Chloe Lowery, 18, says oral sex turns her face so numb she looks like she’s been injected with anaesthetic at the dentist.
She’s been told by a doctor that the pain is caused by a “hypersensitivity to sperm,” and she says her skin turned red the first time she touched it – but she thought little of the rash.
However, after another sexual encounter left her face “drooping,” Chloe says she’s had to stay away from oral sex.
Chloe, from Colorado in the US, recalled: “It was on the right side of my face, it was droopy and I just couldn’t express emotion at least with my mouth. It kind of felt like when you get a numbing shot at the dentist in your gums.
“I honestly laughed it off, I thought it was more funny than anything.
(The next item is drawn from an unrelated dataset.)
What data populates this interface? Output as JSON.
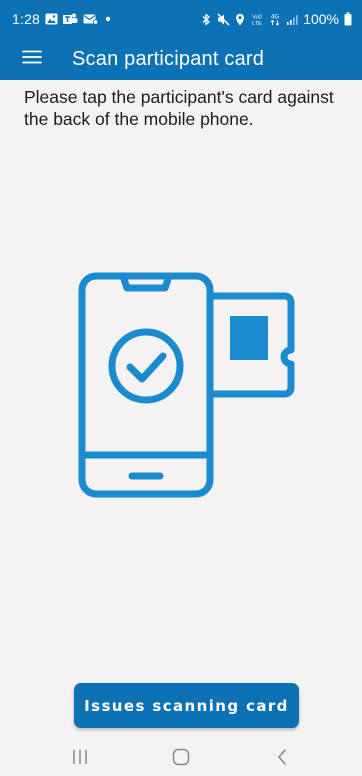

I was afraid it was going to be permanent but I slowly got my feeling back so I was fine but I’ve avoided it since for good reason.”
After a trip to the doctor, the 18-year-old says her suspicions were confirmed – she had a seminal plasma hypersensitivity, which is a rare allergic reaction to the proteins found in most men’s sperm.
Her allergy means she gets a painful “burning” sensation down below for an hour after sex that she describes as feeling like “a million acupuncture needles.”
Chloe, who studies English at university, is learning how to live with her rare condition – but says many people she tells about it have never heard of it.
She now says she has to prepare for sex by having a wee beforehand, but sometimes that doesn’t help and she’ll still have to put ice on her private parts afterwards.
Chloe also practises safe sex and uses condoms – which appears to have stopped her severe allergic reactions for now.https://get-latest.convrse.
She said: “I have to disclose it to partners like ‘by the way, there’s certain things I can’t do because of what I have’ and nobody has seemed to mind. They think that it’s actually more interesting or funny than anything, so it hasn’t caused me any relationship issues.
“People actually want to know more but of course they don’t want to do their own research, so they ask me for all the details.”
She added that while she doesn’t think her condition is “super common” she reckons more people have it than are letting on.
“I just think people mistake it for other things or have more minor reactions than me and so again they think nothing of it,” she said.
“People just don’t even believe it’s a thing because it’s so uncommon or at least it’s not spoken about, so they’re more intrigued than anything.
“Once I describe my experience they believe me, but at first a lot of the time people are like ‘no way, that’s a real thing?’ and then they go ‘oh, that sucks’ and I’m just like ‘it doesn’t, I live with it, there’s worse things out there’.”